Recommendation: Add a assert(len <= MAX_HEADER_SIZE) or explicit check inside parse_header() for defense in depth.

Best Practices

• Do: Always profile context before reasoning. Raw caller/callee code without security profiling adds noise and leads to worse analysis than no context at all.
• Do: Score and rank context elements. Not all callers matter equally — prioritize those handling external input or controlling security-critical parameters.
• Do: Use counterfactual reasoning in both directions. For "safe" verdicts, articulate what would make it unsafe. For "vulnerable" verdicts, check if any existing defense was overlooked.
• Do: Trace specific data flow paths. Name the variable, the caller that sets it, the callee that consumes it, and what goes wrong.
• Avoid: Dumping all callers and callees into the analysis without filtering. The paper shows this degrades detection accuracy.
• Avoid: Making verdicts based on the target function alone when the user asked for inter-procedural analysis. A function that looks safe in isolation may be dangerous given its callers.
• Avoid: Conflating "no current callers pass bad input" with "the function is safe." Flag latent vulnerabilities with defense-in-depth recommendations.

Error Handling

• Cannot find callers/callees: If the codebase is incomplete or the function is in a library with unknown callers, state this limitation explicitly. Analyze the function under worst-case caller assumptions (untrusted input, unchecked return values) and note that the verdict is conditional.
• Too many callers to analyze: For heavily-called utility functions (e.g., malloc wrappers), sample callers from security-sensitive code paths (network handlers, parsers, authentication) rather than analyzing all call sites.
• Context exceeds practical limits: If the combined context is too large, strictly use relevance scoring to keep only elements scoring 7+. Summarize excluded elements as "N additional callers examined, none handling external input."
• Conflicting evidence from different callers: If some callers are safe and others are not, report the vulnerability as real — a single exploitable call path is sufficient.

Limitations

• This approach requires access to the broader codebase, not just an isolated function snippet. If the user provides only a single function with no surrounding code, fall back to function-level analysis and note the limitation.
• Inter-procedural analysis through indirect calls (function pointers, virtual dispatch, callbacks) is inherently incomplete.
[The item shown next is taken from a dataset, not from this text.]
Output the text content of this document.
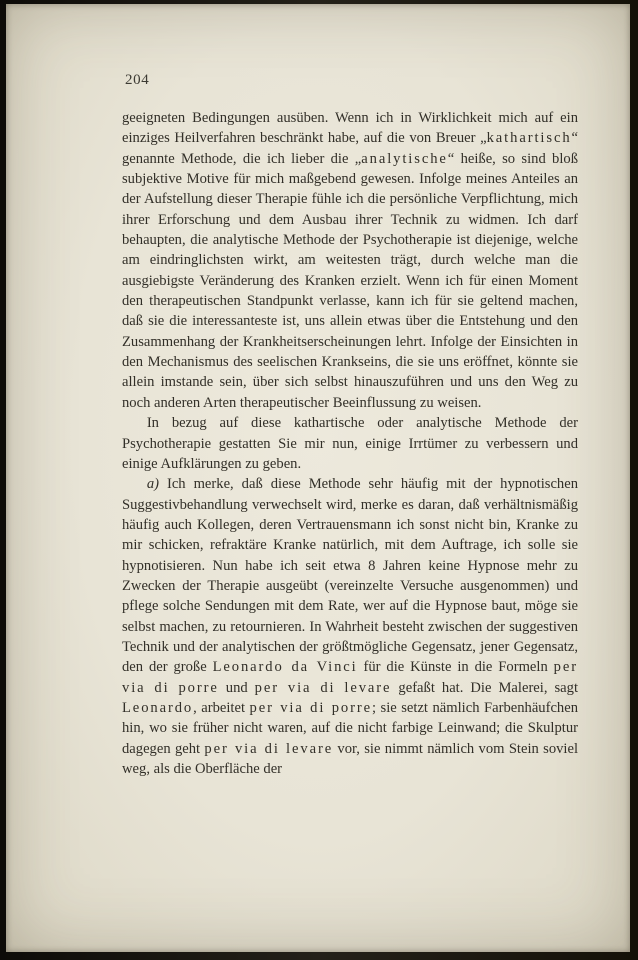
204

geeigneten Bedingungen ausüben. Wenn ich in Wirklichkeit mich auf ein einziges Heilverfahren beschränkt habe, auf die von Breuer „kathartisch“ genannte Methode, die ich lieber die „analytische“ heiße, so sind bloß subjektive Motive für mich maßgebend gewesen. Infolge meines Anteiles an der Aufstellung dieser Therapie fühle ich die persönliche Verpflichtung, mich ihrer Erforschung und dem Ausbau ihrer Technik zu widmen. Ich darf behaupten, die analytische Methode der Psychotherapie ist diejenige, welche am eindringlichsten wirkt, am weitesten trägt, durch welche man die ausgiebigste Veränderung des Kranken erzielt. Wenn ich für einen Moment den therapeutischen Standpunkt verlasse, kann ich für sie geltend machen, daß sie die interessanteste ist, uns allein etwas über die Entstehung und den Zusammenhang der Krankheitserscheinungen lehrt. Infolge der Einsichten in den Mechanismus des seelischen Krankseins, die sie uns eröffnet, könnte sie allein imstande sein, über sich selbst hinauszuführen und uns den Weg zu noch anderen Arten therapeutischer Beeinflussung zu weisen.

In bezug auf diese kathartische oder analytische Methode der Psychotherapie gestatten Sie mir nun, einige Irrtümer zu verbessern und einige Aufklärungen zu geben.

a) Ich merke, daß diese Methode sehr häufig mit der hypnotischen Suggestivbehandlung verwechselt wird, merke es daran, daß verhältnismäßig häufig auch Kollegen, deren Vertrauensmann ich sonst nicht bin, Kranke zu mir schicken, refraktäre Kranke natürlich, mit dem Auftrage, ich solle sie hypnotisieren. Nun habe ich seit etwa 8 Jahren keine Hypnose mehr zu Zwecken der Therapie ausgeübt (vereinzelte Versuche ausgenommen) und pflege solche Sendungen mit dem Rate, wer auf die Hypnose baut, möge sie selbst machen, zu retournieren. In Wahrheit besteht zwischen der suggestiven Technik und der analytischen der größtmögliche Gegensatz, jener Gegensatz, den der große Leonardo da Vinci für die Künste in die Formeln per via di porre und per via di levare gefaßt hat. Die Malerei, sagt Leonardo, arbeitet per via di porre; sie setzt nämlich Farbenhäufchen hin, wo sie früher nicht waren, auf die nicht farbige Leinwand; die Skulptur dagegen geht per via di levare vor, sie nimmt nämlich vom Stein soviel weg, als die Oberfläche der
Flag these as "context gaps" when encountered.
• The technique is most effective for C/C++ memory safety and logic vulnerabilities (CWE-119, CWE-416, CWE-476, CWE-787, CWE-190). It is less proven for web application vulnerabilities (XSS, SQLi) where taint tracking frameworks are more appropriate.
• For very large codebases (10K+ callers), exhaustive analysis is impractical. The scoring/selection phase is essential — skipping it will produce worse results than function-only analysis.
• The structured reasoning format helps rigor but cannot substitute for domain expertise in cryptography, protocol design, or concurrency bugs where the vulnerability patterns are qualitatively different.

Reference

Paper: Beyond Function-Level Analysis: Context-Aware Reasoning for Inter-Procedural Vulnerability Detection — Li et al., 2026. Look for: Table 2 (reasoning trace templates), Section 3 (context profiling pipeline), and the ablation in Section 5 showing that processed context + structured reasoning is the only combination that improves over baselines.